Medication may disturb the cytokine secretion. Several studies of IGRAs indicated that anti-tuberculosis drugs, corticosteroids and immunosuppressants may interfere T-cell responses towards MTB antigens [13, 32,33,34]. Therefore, immunosuppressive therapy may also influence the efficacy of the FluoroSpot assay. In our study, one patient with rheumatoid arthritis (RA) were taking prednisone (at 15 mg/d) when tested for both T-SPOT.TB and FluoroSpot. Both results of the RA patients were positive and similar for overall study population. Although it is highly possible that immunosuppressive therapy did not interfere the results of the study, further research on the potential influence of the immunosuppressive therapy is needed.

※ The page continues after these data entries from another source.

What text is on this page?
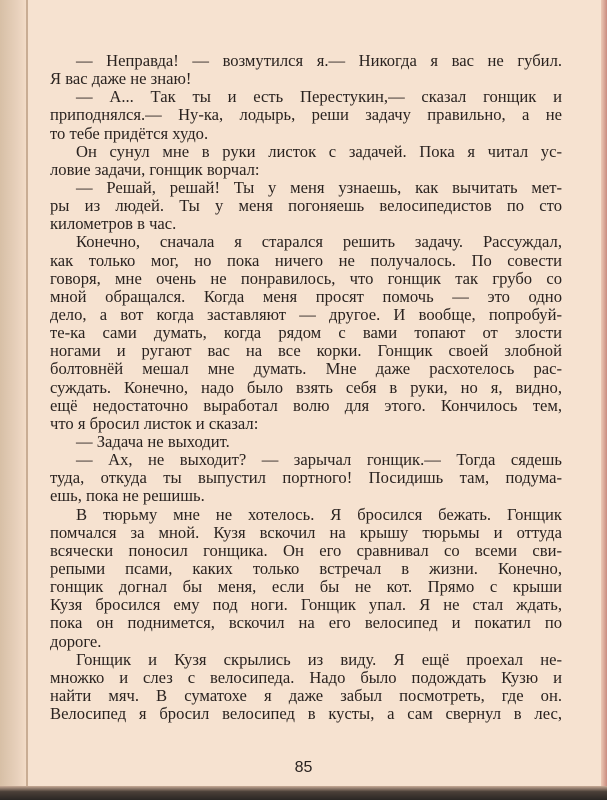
— Неправда! — возмутился я.— Никогда я вас не губил.
Я вас даже не знаю!
— А... Так ты и есть Перестукин,— сказал гонщик и
приподнялся.— Ну-ка, лодырь, реши задачу правильно, а не
то тебе придётся худо.
Он сунул мне в руки листок с задачей. Пока я читал ус-
ловие задачи, гонщик ворчал:
— Решай, решай! Ты у меня узнаешь, как вычитать мет-
ры из людей. Ты у меня погоняешь велосипедистов по сто
километров в час.
Конечно, сначала я старался решить задачу. Рассуждал,
как только мог, но пока ничего не получалось. По совести
говоря, мне очень не понравилось, что гонщик так грубо со
мной обращался. Когда меня просят помочь — это одно
дело, а вот когда заставляют — другое. И вообще, попробуй-
те-ка сами думать, когда рядом с вами топают от злости
ногами и ругают вас на все корки. Гонщик своей злобной
болтовнёй мешал мне думать. Мне даже расхотелось рас-
суждать. Конечно, надо было взять себя в руки, но я, видно,
ещё недостаточно выработал волю для этого. Кончилось тем,
что я бросил листок и сказал:
— Задача не выходит.
— Ах, не выходит? — зарычал гонщик.— Тогда сядешь
туда, откуда ты выпустил портного! Посидишь там, подума-
ешь, пока не решишь.
В тюрьму мне не хотелось. Я бросился бежать. Гонщик
помчался за мной. Кузя вскочил на крышу тюрьмы и оттуда
всячески поносил гонщика. Он его сравнивал со всеми сви-
репыми псами, каких только встречал в жизни. Конечно,
гонщик догнал бы меня, если бы не кот. Прямо с крыши
Кузя бросился ему под ноги. Гонщик упал. Я не стал ждать,
пока он поднимется, вскочил на его велосипед и покатил по
дороге.
Гонщик и Кузя скрылись из виду. Я ещё проехал не-
множко и слез с велосипеда. Надо было подождать Кузю и
найти мяч. В суматохе я даже забыл посмотреть, где он.
Велосипед я бросил велосипед в кусты, а сам свернул в лес,
85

Both our study and previous research found that a number of iSFCs secreting TNF-α in the nil control of some samples were detected, but no iSFCs secreting IFN-γ were found . A possible reason was that these spots formed without antigen stimulation may be caused by TNF-producing monocytes or dendritic cells instead of lymphocytes. TNF-α, a monokine involved in innate immune system, was mainly secreted by activated monocytes and macrophages, yet activated dendritic cells, γδT cells, CD4 + T cells and CD8 + T cells can also produce TNF-α . In addition to lymphocytes, the PBMC for FluoroSpot testing also included monocytes and DC cells, and the innate immune response in which they participated also produced TNF-α, causing background spots in the nil control without MTB specific antigen stimulation.
However, this study has some limitations. First, we excluded patients with malignancy or undergoing TNF-α antagonist therapy, whose TNF-α secretion may be disturbed. Thus, whether IFN-γ/TNF-α FluoroSpot can be applied to these population required further research. Second, the use of T-SPOT.TB as a diagnostic criterion for LTBI may lead to selection bias . However, IGRA is one of the recognized methods for detecting LTBI with satisfying specificity, it is reasonable to reduce the risk of misdiagnosis in the control group. Third, the overlapping in cytokines responses still exist, which may affect the correct distinction between groups. The high background in the nil control when detecting TNF-α should be concerned, which may affect the results. Forth, this was only a preliminary study of diagnostic test with case-control design, making overestimation of the diagnostic accuracy highly possible, and the results need to be further verified by cross-sectional or prospective cohort studies.